Identifikasi kemudian mengungkap bahwa korban adalah seorang bidan muda berinisial NM (29), yang merupakan warga Kota Palangka Raya. Penemuan ini sontak menjadi perhatian serius aparat kepolisian setempat. Polda Kalimantan Tengah (Kalteng) bersama Polres Pulang Pisau langsung bergerak cepat melakukan serangkaian penyelidikan intensif di lokasi kejadian dan sekitarnya. Tujuan utama adalah untuk mengungkap penyebab kematian korban dan mengidentifikasi kemungkinan adanya unsur tindak pidana.
Kombes Pol Erlan Munaji, Kabid Humas Polda Kalteng, menjelaskan bahwa tim penyidik gabungan telah diterjunkan untuk mengumpulkan bukti-bukti dan keterangan saksi.
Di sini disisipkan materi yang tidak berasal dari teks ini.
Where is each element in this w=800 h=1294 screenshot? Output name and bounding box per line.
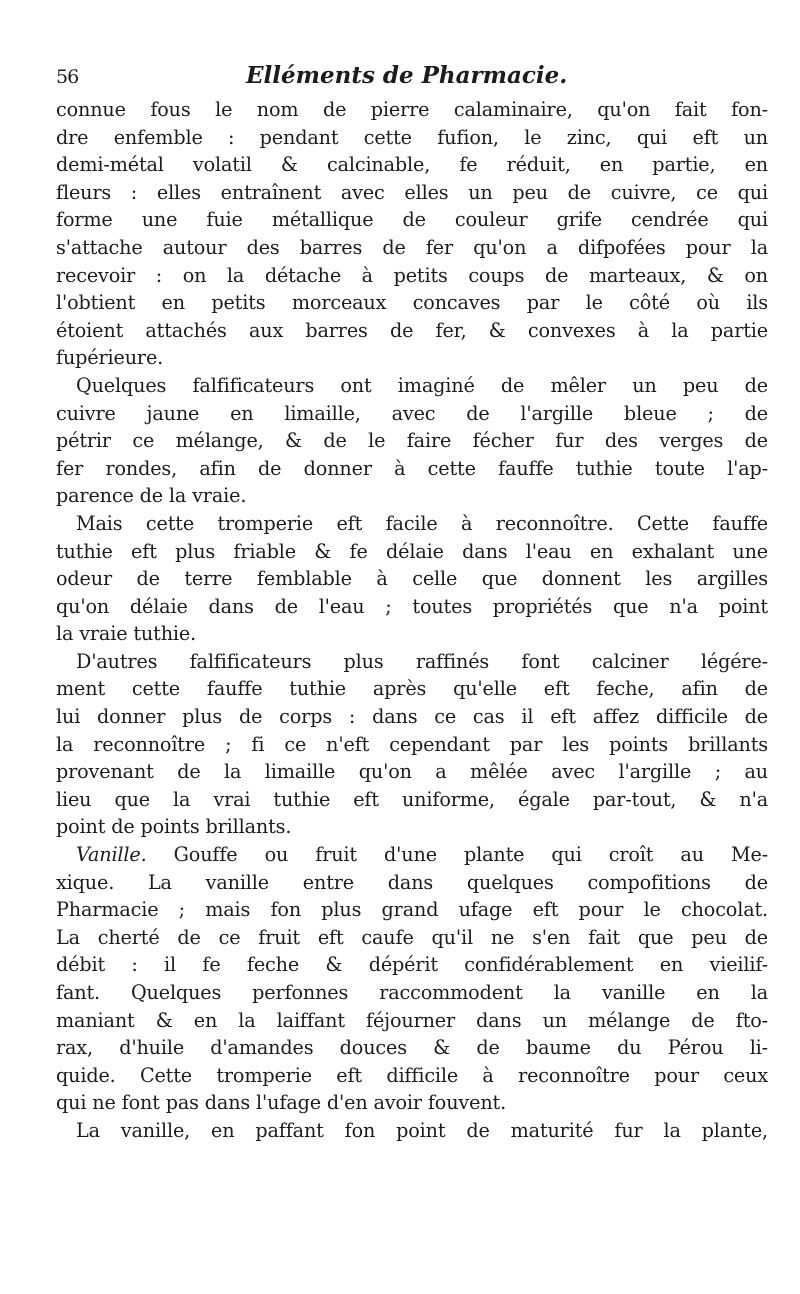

Prioritas utama saat ini adalah memastikan identitas korban secara akurat dan melakukan autopsi untuk mengetahui penyebab pasti kematiannya. Proses autopsi dilakukan di RSUD dr. Doris Sylvanus.
"Tim forensik sedang bekerja untuk menyelidiki kemungkinan adanya tanda-tanda kekerasan pada tubuh korban," ujar Kombes Pol Erlan.
Keterangan saksi-saksi kunci, termasuk keluarga korban, menjadi fokus utama dalam penyelidikan ini. Polisi juga tengah berupaya merekonstruksi kronologi kejadian sebelum penemuan mayat tersebut. Beberapa informasi awal yang diperoleh menyebutkan bahwa korban ditemukan dalam kondisi mengenakan kaos berwarna cokelat dan celana putih. Namun, kondisi wajah korban yang mengalami kerusakan menjadi tantangan tersendiri dalam proses identifikasi visual.
"Saat ini, penyidik fokus pada pemeriksaan saksi-saksi untuk mengungkap motif di balik kejadian ini. Apakah ini murni penemuan mayat, atau ada motif lain yang terlibat? Dugaan sementara masih mengarah pada penemuan mayat, namun semua kemungkinan akan kami selidiki secara mendalam," tegas Kombes Pol Erlan.
- Fokus Investigasi:
- Pemeriksaan saksi-saksi
- Autopsi untuk mengetahui penyebab kematian
- Pengumpulan bukti di lokasi kejadian
- Rekonstruksi kronologi kejadian
Kasus penemuan mayat bidan muda ini masih dalam tahap awal penyelidikan. Pihak kepolisian mengimbau masyarakat untuk tetap tenang dan tidak terprovokasi oleh informasi yang belum terverifikasi. Polda Kalteng berjanji akan terus memberikan perkembangan informasi terbaru kepada publik seiring dengan berjalannya proses penyelidikan.